Eroret Boarding School
Ein Internat für Mädchen an der MAA Eroret School, Kenya
Direktauftrag der Austrian Doctors
Unser Ziel war es ein Gebäude zu schaffen, das in seiner Gestaltung, Konstruktion und Materialwahl harmonisch ist – sowohl mit dem Ort, der Umgebung als auch dem soziokulturellen Kontext. Da wir den Entwurfsprozess nicht in Partnerschaft mit den zukünftigen Nutzern beginnen konnten, legten wir besonderen Wert auf die Untersuchung lokaler Bautechniken und Ressourcen. Der vorhandene Baubestand, die Bäume, die Vegetation und die klimatischen Einflüsse bestimmen, wie sich das Gebäude in den Kontext einfügt. In unserem Entwurf wird ein bestehender kleiner Baum zum Mittelpunkt eines begrünten Innenhofs, um den sich alle Räume anordnen. Die Wände bestehen aus Tuffstein. Tuff wird in der Region als Baustein abgebaut. Er ist vergleichsweise leicht zu bearbeiten, gut isolierend und lokal verfügbar.

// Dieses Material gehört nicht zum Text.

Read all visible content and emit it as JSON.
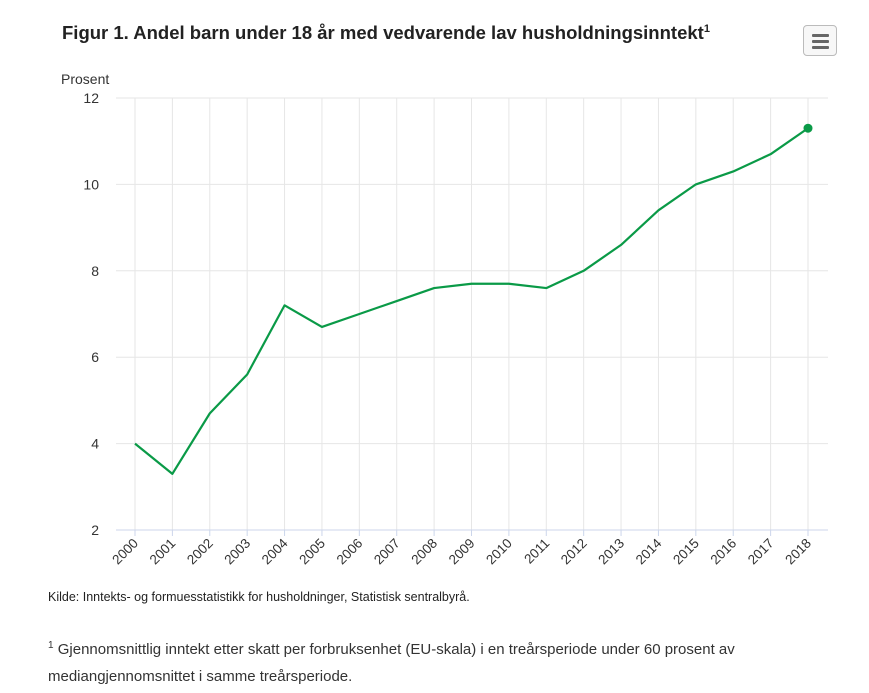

Geschützt werden die Wände von einem weit auskragenden Dach. Der Boden besteht aus gestampfter Erde. All diese Materialien werden lokal im Wohnungsbau eingesetzt. Um die Umweltbelastung zu minimieren und Energiekosten zu senken, haben wir verschiedene passive Architekturstrategien in den Entwurf integriert. Dazu gehören der begrünte Innenhof, das auskragende Dach, das das Gebäude beschattet und schützt, die Nutzung von Tageslicht und natürlicher Belüftung sowie der Einsatz von Materialien mit hoher Wärmespeichermasse zur Temperaturregulierung. Zusätzliche Lüftungsöffnungen in Wänden und Decken ermöglichen den Austausch von Innen- und Außenluft und erzeugen eine gleichmäßige natürliche Luftzirkulation.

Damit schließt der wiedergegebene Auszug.